Thursday, November 01, 2012

Islamisasi Jawa (2)
 REPUBLIKA.CO.ID,Oleh Azyumardi Azra

 Islamisasi Jawa jelas tak berjalan linear. Jika sejak Islamisasi mulai berlangsung pada abad ke-14 sampai awal abad ke-19 terjadi apa yang disebut sejarawan MC Ricklefs sebagai “sintesa mistik” antara tradisi spiritualisme Jawa dengan Islam, periode selanjutnya (1830-1930) ditandai dengan meningkatnya polarisasi masyarakat Jawa. Perkembangan ini tak lepas dari dinamika Islam di tingkat internasional, khususnya di Arabia, yang memengaruhi proses Islamisasi dan santrinisasi nusantara, termasuk di Jawa.

Kebangkitan gerakan Wahabiyah yang dinisbahkan pada Muhammad bin 'Abd al-Wahhab (masa hidup 1703-79) sejak pertengahan abad ke-18 mengubah arah gerakan pembaruan di kalangan pengikut Tarekat Syatariyah dan Naqsyabandiyah di Minangkabau yang mulai menemukan momentum pada 1870-an. Gerakan yang semula damai berubah menjadi gerakan Padri radikal-dengan paham dan praksis amat mirip Wahabi-setelah kembalinya tiga haji dari Tanah Suci pada awal abad ke-19. Konflik atau tepatnya “perang saudara” di antara barisan pendukung pembaruan damai dengan kelompok pemurnian radikal ala Wahabi berubah menjadi Perang Padri (1821-37) ketika Belanda campur tangan atas permintaan kaum adat. Di Jawa, pada waktu hampir bersamaan terjadi Perang Jawa yang dikenal sebagai Perang Diponegoro (1925-30). 

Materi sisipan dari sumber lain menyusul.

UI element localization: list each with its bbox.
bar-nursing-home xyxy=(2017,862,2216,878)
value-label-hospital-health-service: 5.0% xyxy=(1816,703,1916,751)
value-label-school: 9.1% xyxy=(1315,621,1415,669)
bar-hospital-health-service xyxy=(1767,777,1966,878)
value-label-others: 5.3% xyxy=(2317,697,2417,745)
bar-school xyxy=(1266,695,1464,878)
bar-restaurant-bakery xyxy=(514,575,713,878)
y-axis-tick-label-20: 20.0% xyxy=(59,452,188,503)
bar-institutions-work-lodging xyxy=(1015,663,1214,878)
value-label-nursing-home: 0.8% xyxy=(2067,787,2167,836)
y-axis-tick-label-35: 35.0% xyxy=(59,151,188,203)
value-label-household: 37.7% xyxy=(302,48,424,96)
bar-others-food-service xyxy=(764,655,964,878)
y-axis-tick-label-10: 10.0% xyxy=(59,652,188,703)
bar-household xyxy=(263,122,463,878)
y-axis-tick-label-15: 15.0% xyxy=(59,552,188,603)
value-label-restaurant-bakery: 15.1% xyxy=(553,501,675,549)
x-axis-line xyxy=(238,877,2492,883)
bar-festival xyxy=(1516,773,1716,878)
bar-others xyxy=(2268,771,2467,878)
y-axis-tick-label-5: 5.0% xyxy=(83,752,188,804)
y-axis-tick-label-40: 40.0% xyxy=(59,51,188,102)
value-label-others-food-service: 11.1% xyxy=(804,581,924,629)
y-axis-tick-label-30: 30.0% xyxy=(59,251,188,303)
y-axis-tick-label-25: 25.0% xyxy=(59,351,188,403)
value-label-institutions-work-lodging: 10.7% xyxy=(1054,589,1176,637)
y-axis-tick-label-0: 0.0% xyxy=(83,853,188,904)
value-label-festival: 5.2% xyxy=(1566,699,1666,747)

Selain karena kebijakan yang merugikan pribumi, perang ini terkait transformasi dan intensifikasi keislaman Pangeran Diponegoro. Seperti terungkap dalam penelitian Peter Carey, sejarawan Oxford University, Pangeran Diponegoro lewat lingkungan tarekat dan pesantren menempuh pengalaman keberagamaan sangat intens membuatnya tidak lagi bisa menerima kolonialisme Belanda kafir. Intensifikasi keislaman atau santrinisasi masyarakat Muslim Jawa selanjutnya terkait pertumbuhan jamaah haji dari kalangan kelas menengah Muslim yang mulai tumbuh. Meski statistik kolonial abad ke-19 tidak bisa terlalu dipercaya, menurut Ricklefs, sebagai gambaran pada 1850 hanya 48 pribumi Jawa pergi naik haji. Tetapi, pada 1858 meningkat menjadi 2.283 orang dan pada tahun-tahun akhir abad ke-19 berfluktuasi antara 1.500 sampai 5.000 orang. Dalam waktu bersamaan, jumlah pesantren meningkat: sebagian didirikan para haji yang kembali dari Tanah Suci. Memang pesantren sudah ada sejak masa awal penyebaran Islam di Jawa, tetapi baru pada abad ke-19 lembaga pendidikan ini menjadi salah satu “fenomena” utama Islam Jawa. 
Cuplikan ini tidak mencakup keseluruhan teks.